Para
Geçen perşembe akşamüstü Merkez Bankası faiz açıklaması yaptı. Bir de baktım ki herkes yorum yapıyor. Herkes yorumcu, finansçı olmuş.
Hayat pahalılığı yüzünden herkes baz puan nedir, faiz kararları döviz ve emtia piyasaları üzerinde nasıl bir etkiye sahip, bunun doğuracağı kâr zarar nedir tamamen bilgi sahibi. Açıklamalar takip ediliyor, an be an hareket izleniyor. Bu kişiler aramızdan birileri, borsada kağıtları yok, orta halli insanlar! Gittikçe fakirleştiklerini fark edip panik oluyorlar. Belki korkudan, bu kadar takipteler! Endişe ile bir sonraki açıklamayı merakla bekliyorlar.
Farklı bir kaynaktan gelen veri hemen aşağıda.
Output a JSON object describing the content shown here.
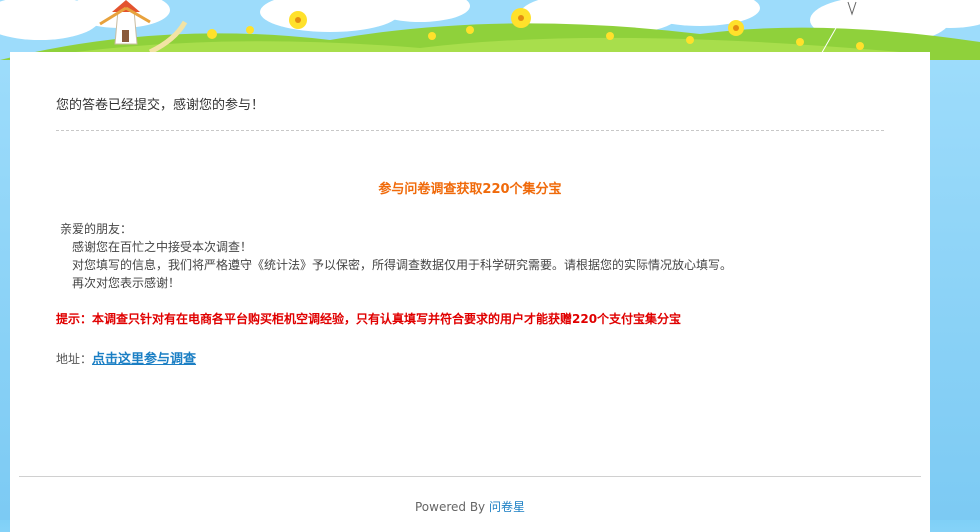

Para nedir? Türkçeye Farsçadan geçmiştir. (Pare=küçük parça). Bu küçük parça hayatımızda nelere mal olmuştur. Çok para kazanma hırsıyla ailesinden ve sağlığından olanlardan para için her şeyi yapan, ahlaki değerlerden sapanlara kadar birçok insan var çevremizde maalesef. Oysa para, iyi / kötü günde mutlaka olması gereken bir metadır. Çok para da tehlikelidir, parasızlıkta! İlkönce paranın lazım ve kullanılması gereken bir değer olduğunu bilelim. Biz, onu kullanalım, onun bizi kullanmasına izin vermeyelim. Bu ufak parçanın esiri olmayalım. Etik değerlerimizi/varlığımıza ait saygınlığı, sevgimizi onunla değişmeyelim. Ne başkası için ne de kendimiz için değer yitiren bir unsur olmasına izin vermeyelim.
Şu günlerde para dediğimiz mefhumun nelere kadir olduğunu görüyor, gözlemliyorum. Abonesi olduğu gazeteyi kaybetmemek adına, yeniden abone olanlar, tek kuruş beklentisi olmayan yazarlar, hiç tanımadığım okurlar bizi yalnız bırakmadı. İşte böyle zamanlarda paranın/ parasızlığın değeri belli oluyor. Çalışan ya da daha önce Dünya ile yolu kesişmiş birçok çalışanımız koşarak geldi. Kimi mutfakta çalıştı, kimi gönüllü dağıtıma çıktı. İşte o zaman yaşamak için para mı, yoksa para için yaşamak mı diye düşünmeden edemedim. İyi ki benim gibi düşünen bizim gibi gayretini sadece para için harcamayan insanlar var. Kader gayrete aşıktır diyenler ne kadar haklı! Kader de bunları yaşamak varmış o zaman biz de gayretimizi esirgemeyeceğiz.